Gaza Death Toll Figures Inflated to Bolster Genocide Claims, Study Finds
The Gaza death toll has been inflated to defame Israel and and support claims of genocide, a UK-based think tank argued in a newly released report.
The study, published by the Henry Jackson Society, analyzed figures provided by Gaza’s Hamas-run Health Ministry, which claim over 44,000 Palestinians have been killed since Oct. 7 of last year, and found that the numbers are not only unreliable but also deliberately misleading.
The health ministry “has systematically inflated the death toll by failing to distinguish between civilian and combatant deaths, over-reporting fatalities among women and children and even including individuals who died before the conflict began,” the report said.
According to Andrew Fox, the report’s lead author, nearly half of those killed in Gaza are combatants, directly contradicting claims that the vast majority of casualties are civilians.
“You can’t say it’s a genocide when half the people that have died are combatants who are still fighting,” Fox told The Algemeiner.
The report, which was based on an analysis of available casualty data put together by the Fifty Global Research Group, also pointed to inconsistencies in the demographics, such as the repeated listing of children and women to bolster claims of indiscriminate attacks or the lowering of men’s ages to inflate the number of minors killed.
In two cited cases, a 22-year-old was listed as a four-year-old and a 31-year-old was registered as an infant.
Other statistical anomalies further undermined the reliability of the data, with approximately 5,000 natural deaths, unrelated to the conflict, included in the casualty lists. Examples included cancer patients recorded as conflict casualties while still receiving hospital treatment. The report also flagged the failure to differentiate responsibility for deaths, grouping together those killed by Israel Defense Forces (IDF) strikes, misfired Hamas and Palestinian Islamic Jihad rockets, or other causes. In one instance, Gazans killed by Hamas gunmen during food aid distribution were counted among conflict casualties without clarification.

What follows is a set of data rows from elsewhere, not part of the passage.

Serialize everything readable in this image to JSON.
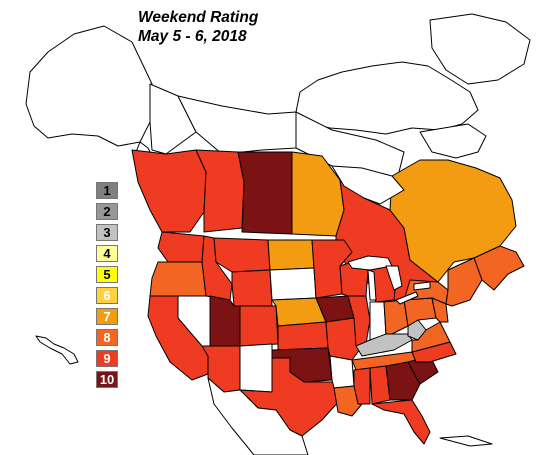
{
  "title": {
    "line1": "Weekend Rating",
    "line2": "May 5 - 6, 2018"
  },
  "legend": {
    "items": [
      {
        "label": "1",
        "color": "#7f7f7f",
        "text_color": "#000000"
      },
      {
        "label": "2",
        "color": "#979797",
        "text_color": "#000000"
      },
      {
        "label": "3",
        "color": "#c2c2c2",
        "text_color": "#000000"
      },
      {
        "label": "4",
        "color": "#ffff99",
        "text_color": "#000000"
      },
      {
        "label": "5",
        "color": "#ffff00",
        "text_color": "#000000"
      },
      {
        "label": "6",
        "color": "#ffd040",
        "text_color": "#ffffff"
      },
      {
        "label": "7",
        "color": "#f39c12",
        "text_color": "#ffffff"
      },
      {
        "label": "8",
        "color": "#f26522",
        "text_color": "#ffffff"
      },
      {
        "label": "9",
        "color": "#ee3b22",
        "text_color": "#ffffff"
      },
      {
        "label": "10",
        "color": "#7b1214",
        "text_color": "#ffffff"
      }
    ]
  },
  "regions": {
    "canada_north": "none",
    "alaska": "none",
    "yukon": "none",
    "nwt": "none",
    "nunavut": "none",
    "british_columbia": "9",
    "alberta": "9",
    "saskatchewan": "10",
    "manitoba": "7",
    "ontario": "9",
    "quebec": "7",
    "atlantic_canada": "8",
    "washington": "9",
    "oregon": "8",
    "california": "9",
    "nevada": "none",
    "idaho": "9",
    "montana": "9",
    "wyoming": "9",
    "utah": "10",
    "arizona": "9",
    "colorado": "9",
    "new_mexico": "none",
    "north_dakota": "7",
    "south_dakota": "none",
    "nebraska": "7",
    "kansas": "9",
    "oklahoma": "10",
    "texas": "9",
    "minnesota": "9",
    "iowa": "10",
    "missouri": "9",
    "arkansas": "none",
    "louisiana": "8",
    "wisconsin": "9",
    "illinois": "9",
    "michigan": "9",
    "indiana": "none",
    "ohio": "8",
    "kentucky": "3",
    "tennessee": "8",
    "mississippi": "9",
    "alabama": "9",
    "georgia": "10",
    "florida": "9",
    "south_carolina": "10",
    "north_carolina": "9",
    "virginia": "8",
    "west_virginia": "3",
    "pennsylvania": "8",
    "new_york": "8",
    "new_england": "8",
    "mexico": "none",
    "caribbean": "none"
  }
}
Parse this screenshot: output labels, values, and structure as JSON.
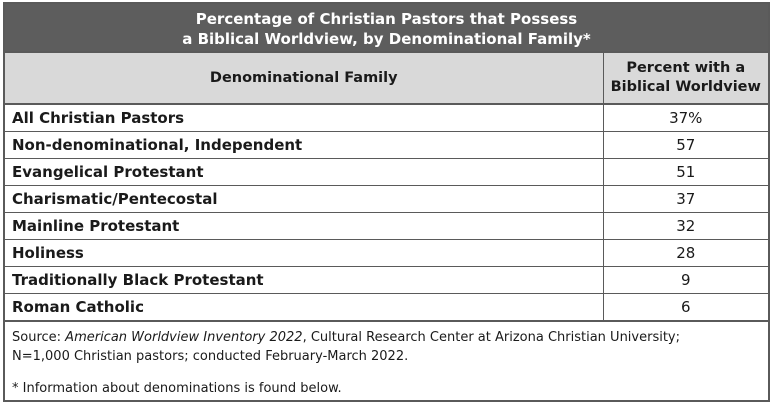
{
  "title_line1": "Percentage of Christian Pastors that Possess",
  "title_line2": "a Biblical Worldview, by Denominational Family*",
  "chart_data": {
    "type": "table",
    "columns": [
      "Denominational Family",
      "Percent with a Biblical Worldview"
    ],
    "column_header_lines": {
      "name": "Denominational Family",
      "value_line1": "Percent with a",
      "value_line2": "Biblical Worldview"
    },
    "rows": [
      {
        "label": "All Christian Pastors",
        "value": "37%"
      },
      {
        "label": "Non-denominational, Independent",
        "value": "57"
      },
      {
        "label": "Evangelical Protestant",
        "value": "51"
      },
      {
        "label": "Charismatic/Pentecostal",
        "value": "37"
      },
      {
        "label": "Mainline Protestant",
        "value": "32"
      },
      {
        "label": "Holiness",
        "value": "28"
      },
      {
        "label": "Traditionally Black Protestant",
        "value": "9"
      },
      {
        "label": "Roman Catholic",
        "value": "6"
      }
    ]
  },
  "source": {
    "prefix": "Source: ",
    "title": "American Worldview Inventory 2022",
    "suffix": ", Cultural Research Center at Arizona Christian University;",
    "line2": "N=1,000 Christian pastors; conducted February-March 2022."
  },
  "footnote": "* Information about denominations is found below.",
  "colors": {
    "title_bg": "#5d5d5d",
    "header_bg": "#d9d9d9",
    "border": "#5a5a5a"
  }
}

“Hamas’s numbers have been wrong in the past on multiple occasions, and they’re wrong now. And we’ve proved it,” Fox said.
The report found that 5 percent of media outlets used Israeli-issued casualty figures, while 98 percent relied on Hamas numbers. It highlighted the BBC, The New York Times, and CNN and said that less than one in 50 articles included a disclaimer regarding the reliability of the Gaza health ministry figures.
Fox argued that the international media’s reliance on these figures has exacerbated anti-Israel sentiment and contributed to a surge in “horrible waves of antisemitism” globally.
“The numbers aren’t reliable enough to cite, and [Hamas’s] demographics are especially flawed, but the world’s media is relying on them,” he said, adding that this has stoked outrage fueled by the perception of widespread civilian deaths.
Ambassador Husam Zomlot, head of the Palestine Mission to the United Kingdom, dismissed the report’s findings, asserting to the UK’s Telegraph that the casualty figures have been corroborated by “numerous international organizations and UN agencies, including the WHO [World Health Organization].” He also cautioned that the true toll could be even higher, as many victims remain trapped beneath rubble.
In response to Zomlot’s comments, Fox dismissed the reliance on international organizations, saying that “all his appeals to authority are worthless” given the report’s findings that Hamas “deliberately conceals fighter deaths” to distort the narrative.
“You can try and make a moral attack line if you want, but I think it’s more immoral not to analyze a war properly and try and load blame onto one side rather than the other,” Fox told The Algemeiner.
In a separate report released this week by the Committee for Accuracy in Middle East Reporting and Analysis (Camera), the BBC was accused of consistently portraying Palestinian terrorists killed in Gaza as innocent civilians. Camera’s findings documented more than 30 cases where BBC Arabic reports failed to acknowledge that many of those killed were armed members of groups like Hamas or Palestine Islamic Jihad.
Hamas, the Palestinian terror group that ruled Gaza before the war, launched the ongoing conflict with its invasion of and massacre across southern Israel on Oct. 7, 2023. About 1,200 people were killed during the onslaught, and over 250 individuals were kidnapped, taken to the neighboring Palestinian enclave as hostages.
Israel responded with a military campaign aimed at freeing the captives and dismantling Hamas’s military and governing capabilities. Critics of Israel, including some human rights organizations and foreign governments, have falsely accused Jerusalem of using their war effort to perpetrate a genocide against Palestinians Gaza.
Amid the conflict, antisemitism has skyrocketed around the world, with anti-Jewish hate crimes and other antisemitic incidents reaching record levels in several countries — often fueled by anti-Israel animus.